Fintech: While Europe frets, China bets
When world leaders descend on Hangzhou, China in early September for the G20 summit, they may well turn their eyes to the country’s financial technology boom.
Post-Brexit, most of the action in financial disruption has been in the Far East, and there are few signs of it easing.
According to Accenture, China accounted for more than 90% of the $9.6 billion (all figures U.S. dollars) raised this year in Asia for fintech firms. And it’s on pace to double last year’s level of investment.
China placed 7 firms on the KPMG Fintech 100, third only to the U.S. with 40 and Britain at 18. The top spot was claimed by Shanghai-based Zhong An, China’s first online-only insurer, which was launched in 2013 by Alibaba.
Fintech financings are surging globally, hitting a record 26 deals in the first quarter totaling $4.9 billion. Nine of those deals were Chinese, including lu.com and JD Finance, which both raised more than $1 billion.
Those numbers probably went higher in the second quarter, thanks to the $4.5 billion dollar funding round for Ant Financial, a $65-billion startup that’s also controlled by Alibaba.
Is it an emerging market bubble? Or a secular shift from the world’s traditional financial centres?
At the World Economic Forum in Tianjin in June, the bubble symptoms were a hot topic, even among Chinese executives, who fear too much hot money is flowing into the sector. Private fintech firms have been especially attractive since the government cracked down on stock market speculation last summer.
Risk aside, the Chinese fintech sector is attractive thanks to the presence of so many risk-tolerant consumers who are more willing than many Western savers, lenders and investors to try new models. No other market has shown an ability to produce user bases of 10-million or more in a matter of weeks for new products, in part because many Chinese believe their government will backstop losses should fintech experiments crater.
What’s more, no other major market offers as many unbanked consumers. The People’s Bank of China has credit records on less than a quarter of the population. Another 400 million Chinese are considered “underbanked.”
Alipay, Alibaba’s payments platform, has more than 800 million registered accounts, while WeChat, the social app that includes a digital wallet, has 650 million active monthly users. Those numbers explain why payments dominate the country’s Internet finance sector, which exceeded $1.8 trillion at the end of last year.
WeChat seized on the spread of mobile phones, whose ubiquity makes the mobile money market more accessible than ever. China has 1.1 billion mobile-phone subscribers.
Nearly 1 in 5 Chinese bank account holders reported using their phone to make a payment in 2014, compared to a 13% average across developing countries.
Brexit has given investors and tech players plenty of reason to rethink their global strategy, and move China up the priority list. Before its vote to leave the European Union, Britain laid claim to 61,000 fintech employees — second only to California’s 74,000 — and nearly $1 billion last year in new capital.
While China offers unparalleled market scale for developers, its record of user experience is comparatively weak. That’s created a flurry of recent deals by capital-rich Chinese firms to import Western apps and UX designs and scale them.
In April, Huatai Securities announced the $780-million purchase of AssetMark, a California investment advisory firm that has has $29.3 billion in assets under management. It was the largest financial-services acquisition by a listed Chinese brokerage in almost three years.
A month later, Shanda Group, a firm created by some of China’s most successful Internet entrepreneurs, bought 11.7% of San Francisco-based LendingClub.
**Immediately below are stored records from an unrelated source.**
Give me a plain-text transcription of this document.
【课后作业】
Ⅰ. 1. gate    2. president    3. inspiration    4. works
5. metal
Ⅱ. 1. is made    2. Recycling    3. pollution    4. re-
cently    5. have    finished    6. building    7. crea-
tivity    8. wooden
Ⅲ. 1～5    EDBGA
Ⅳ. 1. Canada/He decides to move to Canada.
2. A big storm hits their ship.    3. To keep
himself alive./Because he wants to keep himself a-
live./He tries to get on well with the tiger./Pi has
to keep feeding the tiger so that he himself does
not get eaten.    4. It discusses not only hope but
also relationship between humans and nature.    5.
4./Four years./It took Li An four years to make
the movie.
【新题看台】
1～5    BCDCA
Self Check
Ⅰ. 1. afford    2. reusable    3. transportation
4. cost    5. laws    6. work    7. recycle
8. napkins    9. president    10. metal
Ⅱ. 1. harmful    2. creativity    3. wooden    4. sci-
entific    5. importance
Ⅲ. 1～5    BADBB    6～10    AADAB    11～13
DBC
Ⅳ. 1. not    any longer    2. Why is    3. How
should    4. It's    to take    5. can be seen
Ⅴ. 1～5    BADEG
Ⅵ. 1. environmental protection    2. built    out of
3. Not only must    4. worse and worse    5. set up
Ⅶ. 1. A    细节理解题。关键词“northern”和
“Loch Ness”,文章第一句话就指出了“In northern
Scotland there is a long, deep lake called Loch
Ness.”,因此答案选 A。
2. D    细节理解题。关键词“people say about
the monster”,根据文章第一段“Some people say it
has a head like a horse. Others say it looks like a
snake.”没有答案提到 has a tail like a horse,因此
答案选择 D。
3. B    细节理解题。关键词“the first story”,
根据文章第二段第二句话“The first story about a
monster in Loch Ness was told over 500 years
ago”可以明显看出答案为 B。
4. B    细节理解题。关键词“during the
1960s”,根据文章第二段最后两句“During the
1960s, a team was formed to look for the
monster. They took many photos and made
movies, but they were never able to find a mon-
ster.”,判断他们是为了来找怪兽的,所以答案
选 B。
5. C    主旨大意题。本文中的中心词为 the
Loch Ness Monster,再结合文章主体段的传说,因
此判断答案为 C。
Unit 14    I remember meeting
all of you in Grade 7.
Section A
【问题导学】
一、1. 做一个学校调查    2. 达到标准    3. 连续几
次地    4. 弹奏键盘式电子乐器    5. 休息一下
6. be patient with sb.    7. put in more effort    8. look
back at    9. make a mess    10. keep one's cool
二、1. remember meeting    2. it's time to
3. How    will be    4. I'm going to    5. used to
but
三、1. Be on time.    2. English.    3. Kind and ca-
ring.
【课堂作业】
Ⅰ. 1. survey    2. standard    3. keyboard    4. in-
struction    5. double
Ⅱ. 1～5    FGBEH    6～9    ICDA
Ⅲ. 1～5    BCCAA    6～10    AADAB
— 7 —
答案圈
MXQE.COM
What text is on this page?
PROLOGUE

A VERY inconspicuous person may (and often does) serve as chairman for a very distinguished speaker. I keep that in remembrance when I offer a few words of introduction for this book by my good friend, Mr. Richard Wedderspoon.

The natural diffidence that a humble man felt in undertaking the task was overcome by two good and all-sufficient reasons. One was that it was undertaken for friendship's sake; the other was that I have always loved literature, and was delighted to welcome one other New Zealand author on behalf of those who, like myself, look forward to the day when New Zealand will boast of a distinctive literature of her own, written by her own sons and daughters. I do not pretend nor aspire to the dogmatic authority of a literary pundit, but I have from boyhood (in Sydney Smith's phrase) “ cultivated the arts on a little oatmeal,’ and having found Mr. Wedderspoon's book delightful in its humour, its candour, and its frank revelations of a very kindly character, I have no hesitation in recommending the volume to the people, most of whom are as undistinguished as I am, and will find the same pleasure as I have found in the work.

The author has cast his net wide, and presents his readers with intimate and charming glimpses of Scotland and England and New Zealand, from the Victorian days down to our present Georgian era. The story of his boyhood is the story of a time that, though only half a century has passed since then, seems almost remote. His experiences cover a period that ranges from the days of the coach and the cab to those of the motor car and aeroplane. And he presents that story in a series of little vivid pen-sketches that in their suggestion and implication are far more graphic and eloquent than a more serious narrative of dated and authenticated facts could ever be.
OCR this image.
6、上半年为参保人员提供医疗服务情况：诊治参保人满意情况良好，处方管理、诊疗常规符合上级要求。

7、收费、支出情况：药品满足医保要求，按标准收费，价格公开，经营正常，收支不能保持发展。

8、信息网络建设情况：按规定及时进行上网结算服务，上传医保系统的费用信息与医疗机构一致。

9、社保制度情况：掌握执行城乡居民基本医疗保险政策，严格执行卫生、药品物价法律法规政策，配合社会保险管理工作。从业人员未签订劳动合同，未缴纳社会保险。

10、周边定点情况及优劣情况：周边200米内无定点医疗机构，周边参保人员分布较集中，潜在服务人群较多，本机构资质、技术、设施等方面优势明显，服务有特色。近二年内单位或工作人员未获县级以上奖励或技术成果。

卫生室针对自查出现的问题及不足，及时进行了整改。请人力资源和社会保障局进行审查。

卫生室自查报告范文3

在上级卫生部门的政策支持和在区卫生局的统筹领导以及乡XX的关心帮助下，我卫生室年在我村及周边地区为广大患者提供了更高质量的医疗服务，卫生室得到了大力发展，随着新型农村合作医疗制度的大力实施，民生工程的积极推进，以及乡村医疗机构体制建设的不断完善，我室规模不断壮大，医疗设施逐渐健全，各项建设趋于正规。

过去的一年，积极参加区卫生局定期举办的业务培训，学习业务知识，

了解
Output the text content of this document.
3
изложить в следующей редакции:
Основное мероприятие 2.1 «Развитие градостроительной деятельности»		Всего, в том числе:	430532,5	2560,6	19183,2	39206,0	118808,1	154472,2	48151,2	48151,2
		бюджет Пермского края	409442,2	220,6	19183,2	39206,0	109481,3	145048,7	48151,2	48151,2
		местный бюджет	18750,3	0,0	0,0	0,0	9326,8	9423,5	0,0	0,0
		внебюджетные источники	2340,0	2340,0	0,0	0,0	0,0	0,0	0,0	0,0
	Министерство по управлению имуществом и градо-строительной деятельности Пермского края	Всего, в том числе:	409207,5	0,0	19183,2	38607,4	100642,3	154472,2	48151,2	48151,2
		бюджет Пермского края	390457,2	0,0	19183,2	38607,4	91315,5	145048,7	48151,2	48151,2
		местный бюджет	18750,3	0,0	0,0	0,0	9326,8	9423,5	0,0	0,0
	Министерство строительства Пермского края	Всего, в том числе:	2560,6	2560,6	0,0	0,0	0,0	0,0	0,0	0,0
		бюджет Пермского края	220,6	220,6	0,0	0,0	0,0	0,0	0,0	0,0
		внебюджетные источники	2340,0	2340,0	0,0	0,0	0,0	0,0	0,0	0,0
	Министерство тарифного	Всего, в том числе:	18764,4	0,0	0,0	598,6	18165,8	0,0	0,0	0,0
In June, Robinhood, a Silicon Valley-based, no-fee online brokerage app, struck a deal with Chinese search giant Baidu to offer U.S. stock-trading services to customers in China. Robinhood plans to release a standalone app for the Chinese market. A week after that, New Jersey-based DriveWealth struck a deal with Beijing-based CreditEase to offer a roboadvisory platform to Chinese investors. CreditEase lends to both small businesses and consumers.
In July, Baidu looked to the U.S. again, making an undisclosed investment in ZestFinance, a fintech firm that specializes in credit scoring. The deal could help Baidu develop its own credit-scoring platform in China, where there is no centralized credit-scoring bureau.